Personne ne connaît encore Tenshun, si ce n'est quelques amateurs de westcoast zélés que l'on peut croiser sur l'oiseau bleu les soirs de pleine lune, et la paire de curieux qui a acheté sans trop y réfléchir ses premiers 45 tours sur Access Hip-Hop il y a 2-3 ans de cela. Seules informations disponibles : le DJ/beatmaker est originaire de San Diego et passe un peu trop de temps dans sa cave à compter les gouttes qui s'échappent de la tuyauterie rouillée alors que ses petits copains DJ's dirt hustle joyeusement au soleil une glace à la main. Ca c'est aussi ce qui risque de vous arriver si vous écoutez "Sloth" en entier sans tricher.Ca fait peur comme ça, hein?
Et pour cause, la musique dont il s'agit ici parlera plus aux amateurs d'indus, d'abstract hip hop gouffresque, voire à certains turntablists déviants qu'aux amateurs de p-funk. Jon Calzo se revendique d'ailleurs autant de Q-Bert que de John Cage. Voilà. Amis de l'abstraction, vous voilà prévenus. Entrez, vous allez adorer. Resituons tant qu'à faire ce disque dans son contexte spatio-temporel : après deux 45 tours, notre homme s'emballe et sort coup sur coup un troisième vinyle, un EP CD, un album commun avec le mc Stuntdouble et ce premier opus solo "Sloth" (le mal nommé).
Au programme, 19 beats qui tournent pour la plupart autour des 2 minutes. Toutes placées sous le signe de la saturation et de la claustrophobie, les compositions sont en majorité des digressions sur la même formule : gros breaks de batteries enregistrés sursaturés puis ralentis sur lesquels Tenshun appose des thèmes de cordes, d'énormes basses ou contrebasses, d'excellents scratches ravageurs et des nappes de bruits sourds. Le tout donne un résultat malsain, urbain, assourdissant, mais qui évite de tomber dans les travers lourdingues de ces exercices hip hop indus qui sombrent souvent dans l'indigeste (beats saturés qui n'en finissent pas, mc's exagérément linéaires). Ici, on pense parfois à DJ Signify, ou dans une moindre mesure à Techno Animal ou Scorn; sans que la filiation ne sombre jamais dans le plagiat.
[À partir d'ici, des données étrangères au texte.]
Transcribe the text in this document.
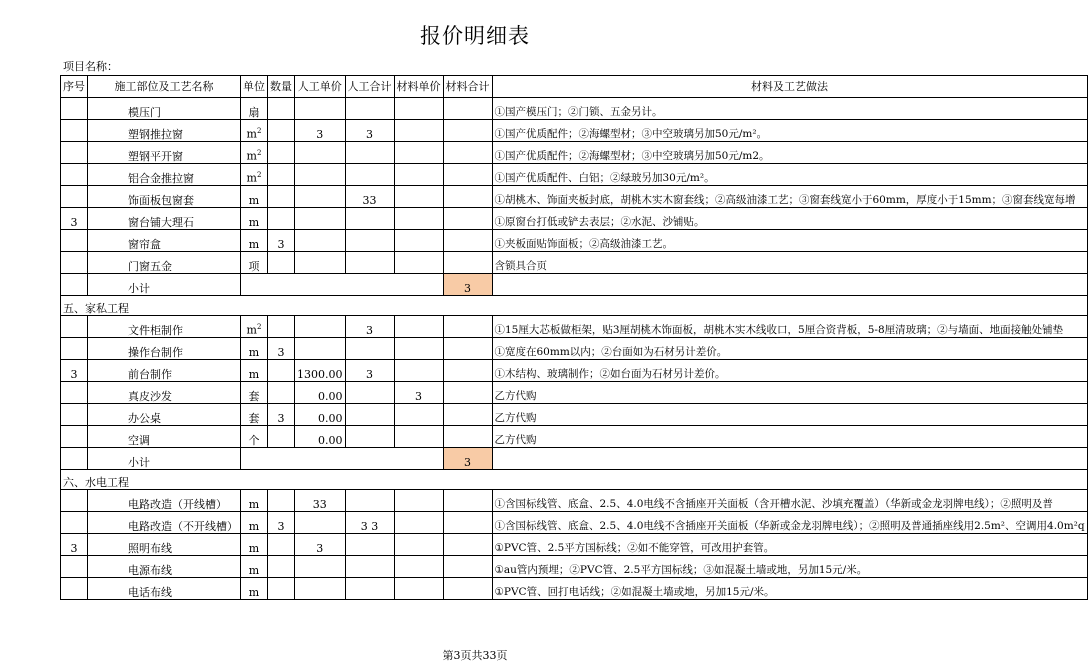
报价明细表
项目名称：
序号	施工部位及工艺名称	单位	数量	人工单价	人工合计	材料单价	材料合计	材料及工艺做法
	模压门	扇						①国产模压门；②门锁、五金另计。
	塑钢推拉窗	$m^2$		3	3			①国产优质配件；②海螺型材；③中空玻璃另加50元/m²。
	塑钢平开窗	$m^2$						①国产优质配件；②海螺型材；③中空玻璃另加50元/m2。
	铝合金推拉窗	$m^2$						①国产优质配件、白铝；②绿玻另加30元/m²。
	饰面板包窗套	m			33			①胡桃木、饰面夹板封底，胡桃木实木窗套线；②高级油漆工艺；③窗套线宽小于60mm，厚度小于15mm；③窗套线宽每增
3	窗台铺大理石	m						①原窗台打低或铲去表层；②水泥、沙铺贴。
	窗帘盒	m	3					①夹板面贴饰面板；②高级油漆工艺。
	门窗五金	项						含锁具合页
	小计						3	
五、家私工程								
	文件柜制作	$m^2$			3			①15厘大芯板做柜架，贴3厘胡桃木饰面板，胡桃木实木线收口，5厘合资背板，5-8厘清玻璃；②与墙面、地面接触处铺垫
	操作台制作	m	3					①宽度在60mm以内；②台面如为石材另计差价。
3	前台制作	m		1300.00	3			①木结构、玻璃制作；②如台面为石材另计差价。
	真皮沙发	套		0.00		3		乙方代购
	办公桌	套	3	0.00				乙方代购
	空调	个		0.00				乙方代购
	小计						3	
六、水电工程								
	电路改造（开线槽）	m		33				①含国标线管、底盒、2.5、4.0电线不含插座开关面板（含开槽水泥、沙填充覆盖）（华新或金龙羽牌电线）；②照明及普
	电路改造（不开线槽）	m	3		3 3			①含国标线管、底盒、2.5、4.0电线不含插座开关面板（华新或金龙羽牌电线）；②照明及普通插座线用2.5m²、空调用4.0m²q
3	照明布线	m		3				①PVC管、2.5平方国标线；②如不能穿管，可改用护套管。
	电源布线	m						①au管内预埋；②PVC管、2.5平方国标线；③如混凝土墙或地，另加15元/米。
	电话布线	m						①PVC管、回打电话线；②如混凝土墙或地，另加15元/米。
第3页共33页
On a même le droit à quelques moments touchés par la grâce, comme la puissante entrée en matière qui déploie l'armement lourd (à basse de rythmique rentre-dedans et de scratches furieux), le huitième titre (Imaginez le beat d'Angel de Massive Attack amplifié et sur lequel on aurait collé un riff discret de trompette et un magnifique thème de piano) ou bien encore un impressionnant exercice de turntablism sur la dix-septième plage.
Même si Tenshun fait tout son possible pour garder l'auditeur avec lui pendant les trois quarts d'heure du disque, il est parfois difficile à suivre, tant le minimalisme et la froideur de "Sloth" met à mal le moral de l'auditeur et semble prendre un malin plaisir à le pousser à bout. Ainsi s'il n'évite pas quelques beats un peu creux vers la fin de l'album, Tenshun a le mérite de nous avoir tenu en haleine jusque-là avec une formule très épurée. Soyons francs cependant, "Sloth" est un album relativement difficile d'accès qui ne s'adresse qu'à un public restreint amateur de pratiques auditives SM… Mais si le hip hop indus est votre truc, voilà probablement votre découverte de l'année.